‘Shifting Time’ Contemplates Time

‘Shifting Time’ Contemplates Time

PHOTO BY MICHAEL WOOLSEY

Megan Nicely in Shifting Time.


Megan Nicely and Dawn Karlovsky collaborate for a Shawl-Anderson Dance Center premiere.

Friendships established in college can peter out, but they can also thrive through time and distance. Such is the case for Megan Nicely and Dawn Karlovsky who met in a dance workshop in the Catskills.

One was on the way to graduate school at Mills College, the other to the University of Utah. But dance has a pretty tight network of connections, and so it not surprising that the two women found each other again.

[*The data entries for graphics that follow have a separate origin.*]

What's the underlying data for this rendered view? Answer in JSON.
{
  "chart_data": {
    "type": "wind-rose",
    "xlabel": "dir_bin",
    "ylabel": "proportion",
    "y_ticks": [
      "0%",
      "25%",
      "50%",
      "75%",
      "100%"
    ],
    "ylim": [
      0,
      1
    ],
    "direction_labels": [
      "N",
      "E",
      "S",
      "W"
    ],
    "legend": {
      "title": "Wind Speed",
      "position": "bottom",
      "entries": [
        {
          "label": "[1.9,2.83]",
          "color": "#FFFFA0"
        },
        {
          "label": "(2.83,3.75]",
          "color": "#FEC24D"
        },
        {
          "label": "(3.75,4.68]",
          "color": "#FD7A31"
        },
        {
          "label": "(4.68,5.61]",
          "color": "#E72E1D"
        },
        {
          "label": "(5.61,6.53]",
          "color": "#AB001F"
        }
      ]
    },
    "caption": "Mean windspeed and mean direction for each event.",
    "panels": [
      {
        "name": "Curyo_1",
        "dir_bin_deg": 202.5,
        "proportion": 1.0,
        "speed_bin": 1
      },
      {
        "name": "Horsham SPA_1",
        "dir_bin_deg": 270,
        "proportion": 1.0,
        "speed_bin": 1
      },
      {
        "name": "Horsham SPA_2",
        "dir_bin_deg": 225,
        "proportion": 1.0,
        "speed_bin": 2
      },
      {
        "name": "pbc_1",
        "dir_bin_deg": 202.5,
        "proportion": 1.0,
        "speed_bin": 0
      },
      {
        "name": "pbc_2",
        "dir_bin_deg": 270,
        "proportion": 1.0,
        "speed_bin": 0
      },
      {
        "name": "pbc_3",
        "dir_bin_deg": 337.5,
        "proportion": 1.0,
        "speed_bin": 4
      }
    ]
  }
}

While they may have much in common, in an email, Nicely also described differences. Her approach to dance-making is sometimes “more conceptually [driven while] Dawn’s comes very much from a physical movement interest.”

Karlovsky has settled in St. Louis, Mo., while Nicely’s peripatetic life includes major time in San Francisco. Long-distance collaboration, apparently, was not much of an issue for these two women.

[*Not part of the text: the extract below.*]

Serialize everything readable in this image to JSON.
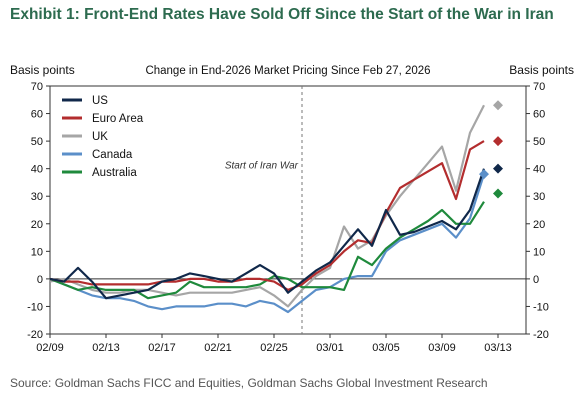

Shifting Time, a commission from Karlovsky & Company Dance, received its world premiere in a proscenium theater in St. Louis. For the local premiere at the Shawl-Anderson Dance Center, the two choreographers restructure the work as a site-specific installation in the center’s four studios.

Thematically, Nicely describes the multisectional Shifting — solos, duets, and an ensemble with Karlovsky’s sextet of dancers — in terms of contemporary notions of time. “Time,” she wrote, “is just a construct.” It is a way for us to make sense of constant change — “from day-to-day tasks to aging to longer environmental spans,” she wrote, adding somewhat wistfully that “Dawn and I are also, well, not 20 anymore, so aging as a dancer and continuing to be active dancers and dance makers was also present.”

St. Louis composer/performer Tody Starbuck, who will perform live in Berkeley, created a score from both instrumental and environmental sources. If by any chance you think you see some elements of Butoh dance in Shifting, it is there. Nicely has been interested and studied this glacially timed Japanese art form for many years.

Shifting Time, Megan Nicely/Dance and Karlovsky & Company Dance, Fri., June 28, and Sat., June 29, 8 p.m., $20 cash at the door, Shawl-Anderson Dance Center, 2704 Alcatraz Ave., Berkeley.